Pur senza generalizzare, chi ha avuto a che fare per lavoro con questi personaggi non ha potuto fare a meno di notare che provengono pressoché tutti da certo “generone romano” con connotazioni ed atteggiamenti malandrineschi e spesso e volentieri anche politicamente fascistoidi. Quelli che erano infatti i tratti distintivi della “corte dei miracoli” dell’antico boss della Banca di Roma Geronzi, trapiantata in massa in Bnl dopo che avevano di fatto provocato il sostanziale fallimento della Banca di Roma. 

E si potrebbe anche parlare di una certa palestra extra-lusso in Zona Ludovisi, ora chiusa, che sembra essere stata in passato luogo d’incontro tra il “mondo di mezzo” della fascio/mafia romana e certi ambienti più “pariolini” di potere sia politico che economico.

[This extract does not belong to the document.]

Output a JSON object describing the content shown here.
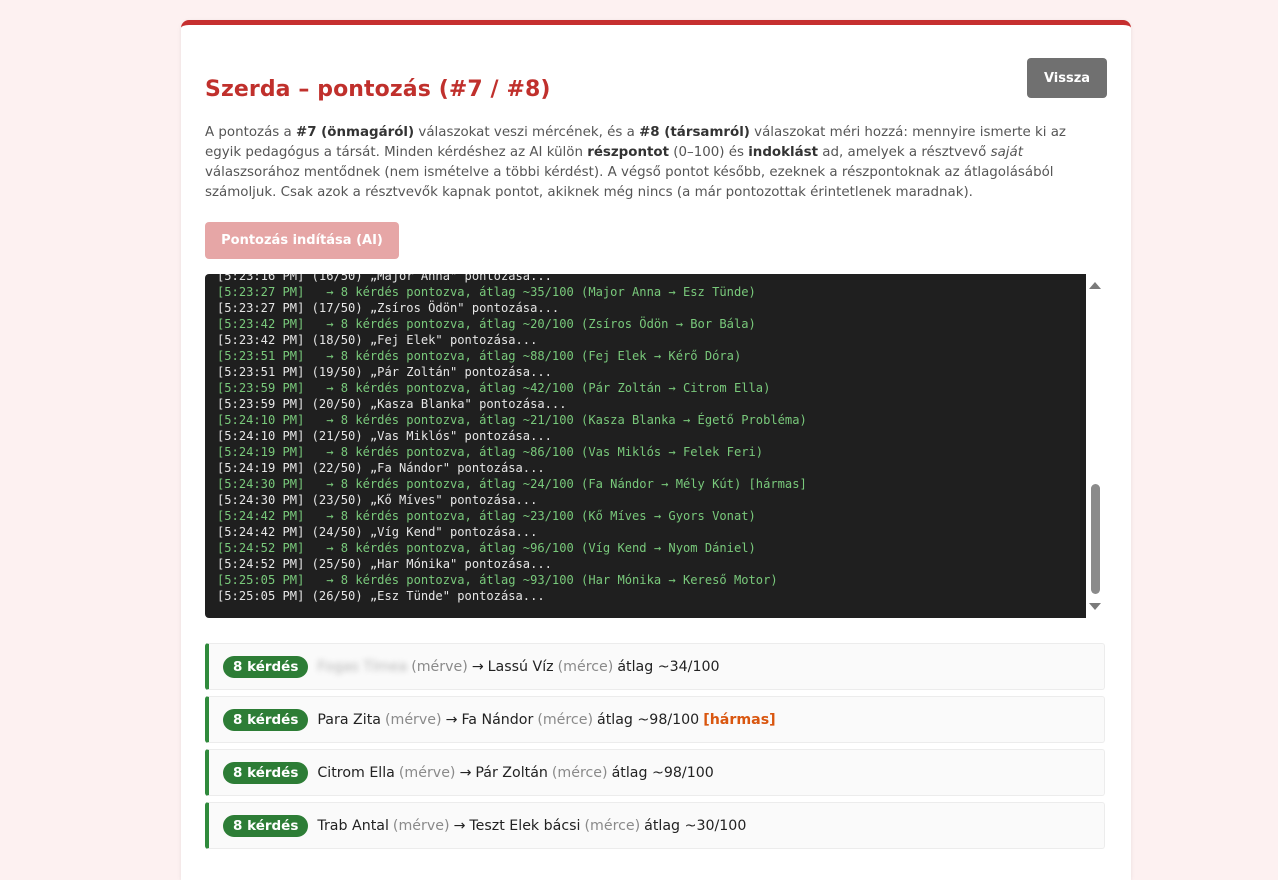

Palestra cui erano usi recarsi pressoché tutti i giorni, spesso durante il normale orario di lavoro, anche molti personaggi di quel “generone bancario” di cui parlavamo prima, magari portandosi dietro pure, per estremo senso di arroganza del potere, anche qualche proprio sottoposto particolarmente “fedele” e “lecchino”, al punto da lasciare sguarniti per intere giornate, essendo spesso assenti tutti quelli con “poteri di firma”, uffici importanti. 

E si potrebbe anche citare il dato ormai endemico, in questo caso non solo romano, di certi appalti di pulizia, facchinaggio e manutenzione degli immobili Bnl dato a ditte mai in regola con il pagamento degli stipendi e dei contributi ai propri dipendenti, a volte anche facenti parte di quel verminaio della cosiddetta finta “cooperazione sociale” che era anche quello di Buzzi e c. e, almeno in un caso, anche “carenti” dal punto di vista della certificazione antimafia, al punto di aver perso, a causa di questo, importanti appalti pubblici ma non quelli con l’universo BNL. 

E di come, episodio certamente minore ma in sé estremamente significativo, qualche palazzo e qualche struttura Bnl siano stati incredibilmente utilizzati, soltanto poco più di due anni or sono, nei normali orari di lavoro, per mettere in piedi la famosa “mega-truffa” ai danni di un migliaio di giovani disoccupati e precari, operazione truffaldina capeggiata anche in questo caso da una “stilista”, con atelier in Via Ludovisi, anch’essa notoriamente legata al giro di certa fascisteria “maneggiona” romana e laziale, alla quale era stato permesso, nell’ambito di Telethon, anche di organizzare sfilate di moda nel salone Bnl di Via Bissolati 2. 

Naturalmente tutto questo non è detto che abbia necessariamente rilevanza di tipo penale “interna” alla Bnl ed al gruppo Bnp Paribas. 

E, al di là della eventuale, ma in alcuni casi anche accertata, cosiddetta “infedeltà” di qualche funzionario o dirigente più o meno importante, la Bnl ed il gruppo Bnp Paribas nel caso ne escono, da un punto di vista giuridico/istituzionale, comunque formalmente come ipotetiche “parti lese”. 

Ma in ogni caso, questo a dimostrare, come dicevamo all’inizio, coi fatti che è il neo-liberismo, non più produttivo ma tutto finanziario e banco/centrico, imperante nella Ue ed in tutto il mondo occidentale ad essere oggettivamente in se “criminogeno”. Quando, come segnala significativamente anche la vicenda della mega/multa Usa e dei sospetti di insider trading su alcuni dirigenti francesi di Bnp Paribas, l’unico valore è il “massimo profitto” raggiunto ad ogni costo ed utilizzando qualsiasi genere di interlocutore, poi è normale, in un paese con tare ataviche come il nostro, incontrare fatalmente anche le mafie, quelle tradizionali e quelle relativamente “nuove” come quella di cui stiamo parlando. 

Ma al di là di questa oggettiva, ma non per questo meno grave, “fatalità di sistema” più complessiva e riguardante tutti gli ambienti in cui girano molti soldi, quindi ovviamente per primo l’ambiente bancario più in generale, sembrerebbe però che da queste mafie, nello specifico della nostra banca e del nostro gruppo, ci siamo spessi fatti “ledere” con estrema facilità, a volte anche con un qualche oggettivo compiacimento.